Não obstante essa percepção comum, provavelmente compartilhada por
dirigentes universitários, ela não foi considerada por um grupo de
instituições de ensino superior quando da oferta de disciplinas no
primeiro semestre de 2018. Só assim se poderiam explicar os vários
cursos que tinham como tema “O golpe de 2016 e o futuro da democracia”,
aprovados pelos colegiados acadêmicos em 13 universidades federais -
UNB, UFRJ, UFBA, UFSM, UFRGS, UFAM, UFSJ, UFJF, UFSC, UFop, UFU, UFC e
UFRN -, em duas universidades estaduais paulistas, Unicamp e USP,
algumas estaduais de outras unidades da Federação e poucas Pontifícias
Universidades Católicas. Em nenhuma delas foram, concomitantemente,
oferecidos cursos com visão divergente.
Pode-se supor que professores com concepções diferentes não tenham
tido coragem de propor disciplinas alternativas. Mas parece mais
plausível que, receando as reações das corporações e a ruptura de um
pacto político que os levou à condição de dirigentes, reitores,
pró-reitores e diretores não tenham estimulado a oferta de cursos que
mostrassem a legalidade do impeachment.
Essa conduta se alinhava com anteriores que fizeram “vista grossa” a
manifestações de intolerância nos câmpus universitários. As hostilidades
contra o senador Cristovam Buarque, impedido de lançar seu livro
Mediterrâneos Invisíveis no câmpus da UFMG durante a reunião da SBPC de
2017, e a não permissão para a exibição de filme baseado na obra de
Olavo de Carvalho pela administração universitária da UFBA, em novembro
do mesmo ano, repetindo o que ocorrera um mês antes na UFPE, são
exemplos de como nas universidades se dá a cumplicidade entre dirigentes
das instituições e lideranças corporativas visando a bloquear a difusão
de ideias discordantes de suas visões.
Anteriormente, em outra universidade federal localizada na Bahia, a
UFRB, houve impedimento físico de palestras do geógrafo e sociólogo
Demétrio Magnoli e do filósofo Luiz Felipe Pondé, por serem contrários
às cotas raciais.
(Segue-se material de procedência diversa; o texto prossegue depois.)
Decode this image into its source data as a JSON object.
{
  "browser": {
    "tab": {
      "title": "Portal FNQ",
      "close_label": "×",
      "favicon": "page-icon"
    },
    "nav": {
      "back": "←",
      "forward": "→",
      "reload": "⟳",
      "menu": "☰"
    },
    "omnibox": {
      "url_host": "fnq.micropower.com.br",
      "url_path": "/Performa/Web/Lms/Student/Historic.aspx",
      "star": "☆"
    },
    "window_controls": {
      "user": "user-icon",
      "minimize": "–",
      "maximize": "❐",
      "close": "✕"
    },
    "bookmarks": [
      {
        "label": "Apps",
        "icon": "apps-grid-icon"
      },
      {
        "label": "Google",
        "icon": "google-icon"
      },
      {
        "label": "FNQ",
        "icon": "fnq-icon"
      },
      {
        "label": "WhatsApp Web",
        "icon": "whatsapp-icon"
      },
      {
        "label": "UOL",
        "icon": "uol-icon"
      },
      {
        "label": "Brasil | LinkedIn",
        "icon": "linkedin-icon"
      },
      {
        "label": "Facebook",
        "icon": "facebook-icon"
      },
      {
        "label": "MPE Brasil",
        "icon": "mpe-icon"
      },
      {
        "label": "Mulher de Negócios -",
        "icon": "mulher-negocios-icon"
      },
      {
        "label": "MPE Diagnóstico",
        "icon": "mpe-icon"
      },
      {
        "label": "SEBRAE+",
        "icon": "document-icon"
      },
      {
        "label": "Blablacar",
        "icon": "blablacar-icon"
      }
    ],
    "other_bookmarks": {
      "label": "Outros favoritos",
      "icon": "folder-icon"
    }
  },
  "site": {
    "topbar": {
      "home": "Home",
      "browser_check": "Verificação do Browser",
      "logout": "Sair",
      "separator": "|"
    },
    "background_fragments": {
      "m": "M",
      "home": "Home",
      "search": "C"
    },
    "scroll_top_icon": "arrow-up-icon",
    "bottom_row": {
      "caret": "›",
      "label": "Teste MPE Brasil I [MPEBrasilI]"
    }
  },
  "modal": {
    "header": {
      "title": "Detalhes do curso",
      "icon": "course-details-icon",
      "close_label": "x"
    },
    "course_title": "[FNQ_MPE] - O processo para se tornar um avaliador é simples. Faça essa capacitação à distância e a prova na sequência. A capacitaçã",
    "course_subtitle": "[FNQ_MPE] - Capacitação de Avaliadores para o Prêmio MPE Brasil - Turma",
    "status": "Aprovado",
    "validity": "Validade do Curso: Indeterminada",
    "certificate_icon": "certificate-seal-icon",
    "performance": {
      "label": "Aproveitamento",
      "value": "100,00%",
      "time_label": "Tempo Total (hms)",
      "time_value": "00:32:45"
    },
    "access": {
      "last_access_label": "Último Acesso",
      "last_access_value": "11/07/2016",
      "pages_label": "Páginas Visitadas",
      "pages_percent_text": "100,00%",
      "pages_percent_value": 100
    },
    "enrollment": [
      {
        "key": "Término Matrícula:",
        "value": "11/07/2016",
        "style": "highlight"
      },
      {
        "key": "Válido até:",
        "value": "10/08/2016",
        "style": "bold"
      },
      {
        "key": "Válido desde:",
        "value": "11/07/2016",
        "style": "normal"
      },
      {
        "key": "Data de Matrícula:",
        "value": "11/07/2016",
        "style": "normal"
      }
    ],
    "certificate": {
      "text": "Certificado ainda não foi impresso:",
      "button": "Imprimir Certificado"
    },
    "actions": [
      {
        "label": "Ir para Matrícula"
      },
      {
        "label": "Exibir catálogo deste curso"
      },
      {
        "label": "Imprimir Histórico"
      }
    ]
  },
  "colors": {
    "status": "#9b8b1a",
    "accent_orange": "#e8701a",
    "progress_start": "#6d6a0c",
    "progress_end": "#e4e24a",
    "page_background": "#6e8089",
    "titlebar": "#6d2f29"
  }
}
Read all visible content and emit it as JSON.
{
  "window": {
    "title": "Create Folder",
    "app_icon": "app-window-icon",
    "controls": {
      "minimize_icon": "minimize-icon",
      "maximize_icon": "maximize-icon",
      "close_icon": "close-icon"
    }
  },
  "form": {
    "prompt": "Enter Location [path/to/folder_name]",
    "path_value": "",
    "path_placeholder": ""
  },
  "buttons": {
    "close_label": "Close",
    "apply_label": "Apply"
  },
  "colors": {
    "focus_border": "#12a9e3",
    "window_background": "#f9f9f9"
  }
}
Em todos esses casos não houve diálogo nem
possibilidade de negociação.
A intolerância existente na universidade brasileira não tem
precedente na História. No seu nascimento, em 1287, na cidade de
Bolonha, a universidade herdou dos colégios medievais, como aqueles em
que ensinou Pedro Abelardo, uma atmosfera cultural que contemplava
debates, com direito a réplicas, tréplicas, etc. Nessa atmosfera os
debates, então denominados disputatio quod libetica, eram agendados e,
neles, diferentes doxa(opiniões) eram defendidas sem assumirem a
presunção de dogma. Apesar da interferência e do controle da Igreja
Católica, vinculando a permissão para funcionar (bula papal) ao direito
de emitir diplomas de professores (licentia docendi), a universidade
medieval não impedia debates.
Antes mesmo da revolução científica, entendia-se que as controvérsias
eram necessárias à incorporação de conhecimentos novos. Posteriormente,
com a Reforma luterana e o Concílio de Trento, o argumento de
autoridade impôs dogmas, limitando debates nas universidades
escolásticas sob influência do catolicismo. Entretanto, a Reforma
Protestante, diferentemente do que dizia Erasmo de Roterdã - “ubicunque
regnat luteranismus, ibi litterarum est interitus” (onde quer que reine o
luteranismo, a ciência entra em decadência) -, deu ensejo a outro
modelo de universidade, definida como moderna, na qual a liberdade de
debater e conviver com dogmas religiosos se impôs. Com a assimilação da
pesquisa e da experimentação em seu campo de estudos a partir de meados
século 19, sob a influência de pensadores como Schleiermacher, Fichte,
Humboldt e Schelling, e após a reforma universitária alemã de 1848, as
universidades reformadas passaram a refletir culturas nacionais,
acolhendo ideias filosóficas em todos os campos. Essa mudança teve o
protagonismo de Justus von Liebig, em Giessen, e é o marco do nascimento
da universidade contemporânea. A teoria evolucionista de Darwin,
malgrado contrariasse dogmas religiosos, foi debatida em 1860 na
Universidade de Oxford, ocasião em que Thomas Huxley afirmou não se
sentir envergonhado por ter um ancestral comum com os símios.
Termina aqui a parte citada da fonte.